Two investigations have provided evidence of the capability of oestrogenic compounds to induce oxidized bases. Endo III, but not FPG, enhanced the DNA damaging effects of catechol in mouse lymphoma cells and extended term human lymphocytes [42]. FPG recognized oxidized bases for 17β-oestradiol, 2-OH and 4-OH oestradiol in human breast cells MCF-7 [43]. The success of such investigations might be explained by a faster repair in cell lines compared to fresh lymphocytes. According to Collins, freshly isolated (as opposed to stimulated) lymphocytes rejoin strand breaks more slowly and this might reflect the need for lymphocytes to adapt to sudden exposure of oxygen in the atmosphere [44]. In this sense, the lack of repair in mature spermatozoa may be the reason for the absence of detection in treated sperm with high levels of DNA damage.
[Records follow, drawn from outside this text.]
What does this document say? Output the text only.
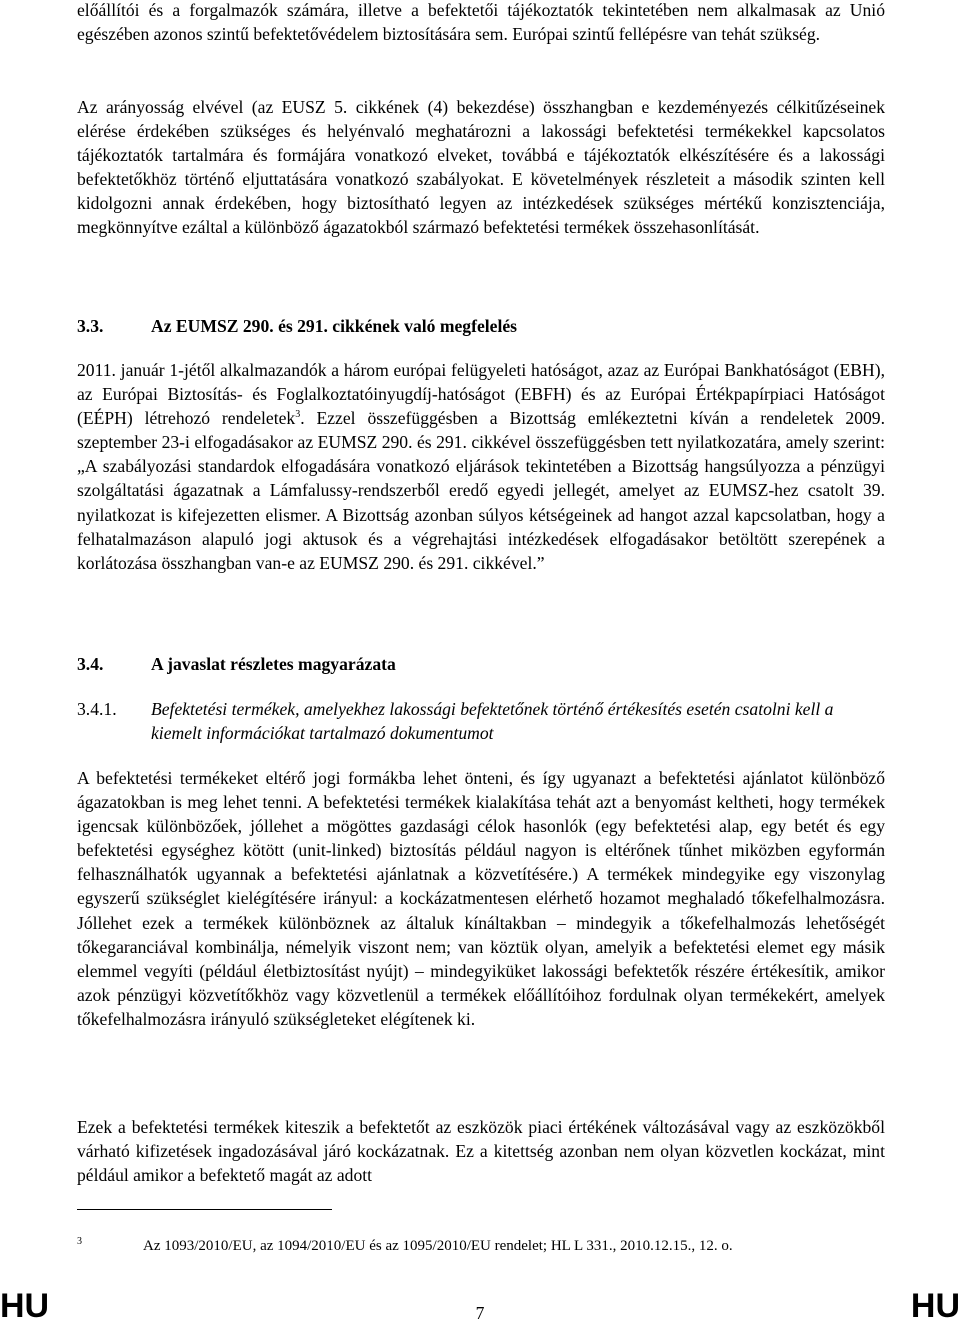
előállítói és a forgalmazók számára, illetve a befektetői tájékoztatók tekintetében nem alkalmasak az Unió egészében azonos szintű befektetővédelem biztosítására sem. Európai szintű fellépésre van tehát szükség.

Az arányosság elvével (az EUSZ 5. cikkének (4) bekezdése) összhangban e kezdeményezés célkitűzéseinek elérése érdekében szükséges és helyénvaló meghatározni a lakossági befektetési termékekkel kapcsolatos tájékoztatók tartalmára és formájára vonatkozó elveket, továbbá e tájékoztatók elkészítésére és a lakossági befektetőkhöz történő eljuttatására vonatkozó szabályokat. E követelmények részleteit a második szinten kell kidolgozni annak érdekében, hogy biztosítható legyen az intézkedések szükséges mértékű konzisztenciája, megkönnyítve ezáltal a különböző ágazatokból származó befektetési termékek összehasonlítását.

2011. január 1-jétől alkalmazandók a három európai felügyeleti hatóságot, azaz az Európai Bankhatóságot (EBH), az Európai Biztosítás- és Foglalkoztatóinyugdíj-hatóságot (EBFH) és az Európai Értékpapírpiaci Hatóságot (EÉPH) létrehozó rendeletek$^3$. Ezzel összefüggésben a Bizottság emlékeztetni kíván a rendeletek 2009. szeptember 23-i elfogadásakor az EUMSZ 290. és 291. cikkével összefüggésben tett nyilatkozatára, amely szerint: „A szabályozási standardok elfogadására vonatkozó eljárások tekintetében a Bizottság hangsúlyozza a pénzügyi szolgáltatási ágazatnak a Lámfalussy-rendszerből eredő egyedi jellegét, amelyet az EUMSZ-hez csatolt 39. nyilatkozat is kifejezetten elismer. A Bizottság azonban súlyos kétségeinek ad hangot azzal kapcsolatban, hogy a felhatalmazáson alapuló jogi aktusok és a végrehajtási intézkedések elfogadásakor betöltött szerepének a korlátozása összhangban van-e az EUMSZ 290. és 291. cikkével.”

A befektetési termékeket eltérő jogi formákba lehet önteni, és így ugyanazt a befektetési ajánlatot különböző ágazatokban is meg lehet tenni. A befektetési termékek kialakítása tehát azt a benyomást keltheti, hogy termékek igencsak különbözőek, jóllehet a mögöttes gazdasági célok hasonlók (egy befektetési alap, egy betét és egy befektetési egységhez kötött (unit-linked) biztosítás például nagyon is eltérőnek tűnhet miközben egyformán felhasználhatók ugyannak a befektetési ajánlatnak a közvetítésére.) A termékek mindegyike egy viszonylag egyszerű szükséglet kielégítésére irányul: a kockázatmentesen elérhető hozamot meghaladó tőkefelhalmozásra. Jóllehet ezek a termékek különböznek az általuk kínáltakban – mindegyik a tőkefelhalmozás lehetőségét tőkegaranciával kombinálja, némelyik viszont nem; van köztük olyan, amelyik a befektetési elemet egy másik elemmel vegyíti (például életbiztosítást nyújt) – mindegyiküket lakossági befektetők részére értékesítik, amikor azok pénzügyi közvetítőkhöz vagy közvetlenül a termékek előállítóihoz fordulnak olyan termékekért, amelyek tőkefelhalmozásra irányuló szükségleteket elégítenek ki.

Ezek a befektetési termékek kiteszik a befektetőt az eszközök piaci értékének változásával vagy az eszközökből várható kifizetések ingadozásával járó kockázatnak. Ez a kitettség azonban nem olyan közvetlen kockázat, mint például amikor a befektető magát az adott

3.3.	Az EUMSZ 290. és 291. cikkének való megfelelés
3.4.	A javaslat részletes magyarázata
3.4.1. Befektetési termékek, amelyekhez lakossági befektetőnek történő értékesítés esetén csatolni kell a kiemelt információkat tartalmazó dokumentumot
3	Az 1093/2010/EU, az 1094/2010/EU és az 1095/2010/EU rendelet; HL L 331., 2010.12.15., 12. o.
HU	7	HU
The detection of oxidized bases in the negative controls of lymphocytes should not be surprising since there are large numbers of publications employing these two enzymes for monitoring purposes in lymphocytes [4547]. Therefore, our results further support the validity of such approaches. To date, only one publication has measured oxidized bases in human testicular cells [48] and, to our knowledge, none has for ejaculated spermatozoa. The data displayed in the current investigation demonstrates the feasibility for detecting oxidized bases in ejaculated sperm when levels of DNA damage are low. These results might further stimulate research based on monitoring males for oxidized bases in ejaculated sperm and the correlation of such bases to environmental exposure and reproductive outcomes.

2.3. DNA Repair after Oestrogenic Treatment

A third mechanistic aspect investigated in the present study was DNA repair at 24 h after exposure to oestrogenic compounds as shown in Figure 2. It is widely known that strand breaks induced by ROS are quickly repaired. For instance, after 5 min repair time following treatment with H2O2 approximately 30% of the DNA was repaired in well-nourished children and at 60 min this capacity increased to 82% [49]. The literature provides examples for other investigations with a similar outcome as it is the case of DNA repair in an in vitro study of nickel exposure [50] or repair in a cell lineage model of human proliferative breast disease [51]. To allow DNA repair to take place, thus reducing the levels of DNA strand breaks, an experimental design involving a recovery period was carried out in lymphocytes. This was not performed in sperm since mature spermatozoa are not able to repair DNA damage. The reason is due to a loss of cytoplasmic content during the maturation process [5254].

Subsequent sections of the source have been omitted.